How do you choose? How do you know which one will be best for you and your website without going through months and months of trial and error?
While I wholeheartedly recommend testing out at least a few different tools before settling on one, there are a few ways you can narrow down your list of viable options. Here are some factors you should keep in mind when making your decision:
Perhaps the most important thing you’ll want to consider is whether you should go for free or premium tools. That depends entirely on what you want to achieve with your technical SEO strategy.
Startups and small businesses will generally benefit the most from free solutions.

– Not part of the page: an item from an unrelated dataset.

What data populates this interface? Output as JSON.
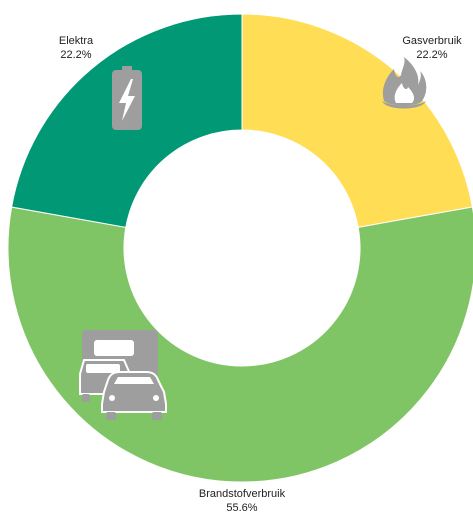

They can present a good introduction to technical SEO, giving you access only to the most essential data that lets you shape your strategies.
While their capabilities are typically limited, they’re effective enough when you’re just getting started. They won’t overwhelm you with information and unnecessary features you won’t even use.
If you have an established website and are running an agency or an enterprise, you’ll likely need a premium option. Paid tools tend to have much more detailed insights, broader capabilities, and more advanced features. They can help you manage thousands of pages at once and keep you notified of any changes in your performance.
Though it can be complex, technical SEO is a crucial part of your broader SEO strategy. If you don’t get your technical SEO right, you won’t be able to even appear in SERPs, let alone top them. Search engines won’t be able to crawl, index, and store your pages, meaning that regardless of the quality of the content you have on them, you won’t be able to reach your target audience.
So, when you’re getting started, make sure that you have the right tools that help you master your technical SEO.
At first, you might want to use a mix of free and paid tools to see what works best for you. Free solutions can give you the broad strokes of your website performance, while paid ones can help you pinpoint exactly what’s dragging your pages down. Once you’ve identified what your site needs, it’s easy to choose a technical SEO tool that can help you climb the SERPs.
However, if you’re tired of comparing and contrasting disappointingly limited free tools and unaffordable premium alternatives, there’s a better option you could check out.
Rankioz is an all-in-one SEO tool suite designed to ensure your flawless performance without burning a hole in your wallet. Sign up and begin auditing and optimizing your site today.
There are many powerful tools for full audits, with some of the standout ones including Google Search Console, Screaming Frog, and Ahrefs Site Audit. They all offer detailed insights and can flag potential issues your site is facing.
Depending on the tool you choose, free technical SEO solutions can be highly effective. Google, for instance, offers a variety of highly beneficial free tools that can help you gain a better understanding of your site performance and offer actionable insights to help you improve.
As a rule, you should perform a full technical SEO audit at least once a year. However, depending on your site, how often you add new pages, and how competitive your industry is, anywhere from once a few months to once a week could be adequate.
This depends on the tool you choose. Some solutions, like Moz Pro, for instance, BrowserStack, and SiteBulb, are generally considered to be beginner-friendly. Other tools, like Screaming Frog, require some technical expertise to use.
A crawling tool is designed to analyze virtually every aspect of your page, determining how accessible it is and whether there are any errors that are preventing search engines from crawling, indexing, and storing it. Speed test tools simply check how quickly your page loads.
Some will look into time to first byte (TTFB), while others will look into how quickly various different elements load, from TTFB to the first contentful paint and cumulative layout shift.